The deer-feeding account grew to $1.4 million before money was expended from it — and then only after the Legislature, at the DNR’s request, in 2003 amended guidelines governing its expenditures to allow for “cervidae health management” also to be paid from it. CWD by then had infected Wisconsin deer, and the Minnesota DNR wanted money for testing of wild and domestic stock here. (Later, bovine TB eradication in the northwest would also be paid from the account.)

Since about 2000, severe winters have been largely absent in Minnesota. Until now. Which is why a couple months back, the MDHA contacted the DNR, saying deer feeding likely would be necessary this winter and adding, essentially, “that money must be available for feeding because since 1996, hunters have paid between $250,000 and $300,000 in license money annually into the special deer-feeding account.”

Thus last month the DNR found itself in a bind. Not only because it had been collecting money for deer feeding, but because the agency hadn’t followed its own recommendations in the 1998 report, in which it promised to hold statewide public meetings to “review the report’s findings” and host a “broader public discussion of the DNR’s deer-management program.”

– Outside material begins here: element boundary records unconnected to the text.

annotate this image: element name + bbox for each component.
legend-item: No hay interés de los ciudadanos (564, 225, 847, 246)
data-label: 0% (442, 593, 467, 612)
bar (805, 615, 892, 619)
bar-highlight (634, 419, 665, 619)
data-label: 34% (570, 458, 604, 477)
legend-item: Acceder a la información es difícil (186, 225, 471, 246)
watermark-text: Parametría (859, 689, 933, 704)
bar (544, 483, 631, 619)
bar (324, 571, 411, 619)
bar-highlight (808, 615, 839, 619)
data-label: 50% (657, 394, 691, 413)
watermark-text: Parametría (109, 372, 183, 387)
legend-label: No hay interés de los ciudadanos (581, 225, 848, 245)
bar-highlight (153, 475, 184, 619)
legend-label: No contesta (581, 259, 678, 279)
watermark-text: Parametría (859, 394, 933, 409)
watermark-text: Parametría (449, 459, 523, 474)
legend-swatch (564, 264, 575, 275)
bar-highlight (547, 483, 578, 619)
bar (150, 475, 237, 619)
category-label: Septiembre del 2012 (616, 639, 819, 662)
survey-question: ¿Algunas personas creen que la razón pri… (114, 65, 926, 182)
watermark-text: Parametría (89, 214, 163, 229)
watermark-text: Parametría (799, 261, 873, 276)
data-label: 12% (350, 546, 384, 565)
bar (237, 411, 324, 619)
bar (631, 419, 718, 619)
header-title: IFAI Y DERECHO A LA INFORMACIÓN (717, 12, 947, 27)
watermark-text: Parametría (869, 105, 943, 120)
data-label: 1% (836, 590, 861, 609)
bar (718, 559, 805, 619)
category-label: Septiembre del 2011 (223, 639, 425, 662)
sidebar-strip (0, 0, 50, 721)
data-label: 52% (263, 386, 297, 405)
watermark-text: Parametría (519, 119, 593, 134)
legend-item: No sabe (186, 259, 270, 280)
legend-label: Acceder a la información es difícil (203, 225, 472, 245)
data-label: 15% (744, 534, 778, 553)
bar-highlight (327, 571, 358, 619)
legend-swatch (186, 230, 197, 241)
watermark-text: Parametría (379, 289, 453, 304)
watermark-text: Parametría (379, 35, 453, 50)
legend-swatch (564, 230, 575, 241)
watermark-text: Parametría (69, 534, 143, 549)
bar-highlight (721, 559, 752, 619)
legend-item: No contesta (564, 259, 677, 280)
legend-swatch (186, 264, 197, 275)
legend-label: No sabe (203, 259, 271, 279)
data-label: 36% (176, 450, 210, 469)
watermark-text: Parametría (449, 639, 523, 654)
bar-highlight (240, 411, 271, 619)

“Deer-management needs in both the forest and farmland areas that would benefit deer and reduce the need for future feeding programs,” also should be discussed and addressed, the report said.

The meetings were never held. Nor was a new deer-feeding policy developed. So when hunters wanted to feed this winter, the DNR had no choice but to fall back on policies it established in the 1998 report, namely that in winters like this one, feeding would begin in the worst-hit areas.

So, last week, feeding began in the north. But the DNR — still a reluctant feeding cooperator — has allotted only $170,000 from the $770,000 in the feeding account, saying it wanted to reserve the remainder for possible disease outbreaks and moose studies.

DNR managers also say — again — that, after this winter, they and hunters need to have a “discussion” about deer feeding and its proper role in Minnesota deer management.